Early transfusion of convalescent plasma improves the clinical outcome in severe SARS-CoV2 infection (preprint)

Plasma harvested from convalescent COVID-19 patients (CCP) has been applied as first-line therapy in the early phase of the SARS-CoV2 pandemic through clinical studies using various protocols. We present data from a cohort of 267 hospitalized, severe COVID-19 patients who received CCP. No transfusion-related complications were reported, indicating the overall safety of CCP therapy. Patients who eventually died from COVID-19 received CCP significantly later (3.95 versus 5.22 days after hospital admission) and had higher interleukin 6 (IL-6) levels (28.9 pg/ml versus 102.5 pg/ml) than those who survived.

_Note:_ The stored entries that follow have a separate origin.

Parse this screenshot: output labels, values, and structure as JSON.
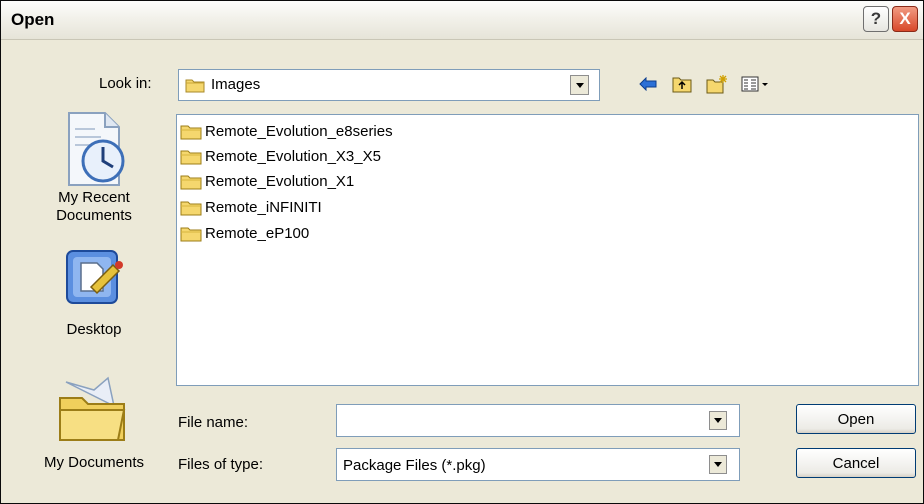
{
  "window": {
    "title": "Open"
  },
  "titlebar_buttons": {
    "help": "?",
    "close": "X"
  },
  "lookin": {
    "label": "Look in:",
    "value": "Images"
  },
  "toolbar": {
    "icons": [
      "back-arrow-icon",
      "up-folder-icon",
      "new-folder-icon",
      "view-menu-icon"
    ]
  },
  "places": [
    {
      "label_line1": "My Recent",
      "label_line2": "Documents",
      "icon": "recent-documents-icon"
    },
    {
      "label_line1": "Desktop",
      "label_line2": "",
      "icon": "desktop-icon"
    },
    {
      "label_line1": "My Documents",
      "label_line2": "",
      "icon": "my-documents-icon"
    }
  ],
  "files": [
    {
      "name": "Remote_Evolution_e8series"
    },
    {
      "name": "Remote_Evolution_X3_X5"
    },
    {
      "name": "Remote_Evolution_X1"
    },
    {
      "name": "Remote_iNFINITI"
    },
    {
      "name": "Remote_eP100"
    }
  ],
  "filename": {
    "label": "File name:",
    "value": ""
  },
  "filetype": {
    "label": "Files of type:",
    "value": "Package Files (*.pkg)"
  },
  "buttons": {
    "open": "Open",
    "cancel": "Cancel"
  },
  "colors": {
    "dialog_bg": "#ece9d8",
    "folder": "#f5d76e",
    "close_button": "#d8482a"
  }
}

In addition, CCP-transfusion caused a significant reduction in the overall inflammatory status of the patients regardless of the severity of disease or outcome, as evidenced by decreasing C-reactive protein, IL6 and ferritin levels. We conclude that, CCP-transfusion is a safe and effective supplementary treatment modality for hospitalized COVID-19 patients characterized by better expected outcome if applied as early as possible. We also observed that, IL-6 may be a suitable laboratory parameter for patient selection and monitoring of CCP therapy effectiveness.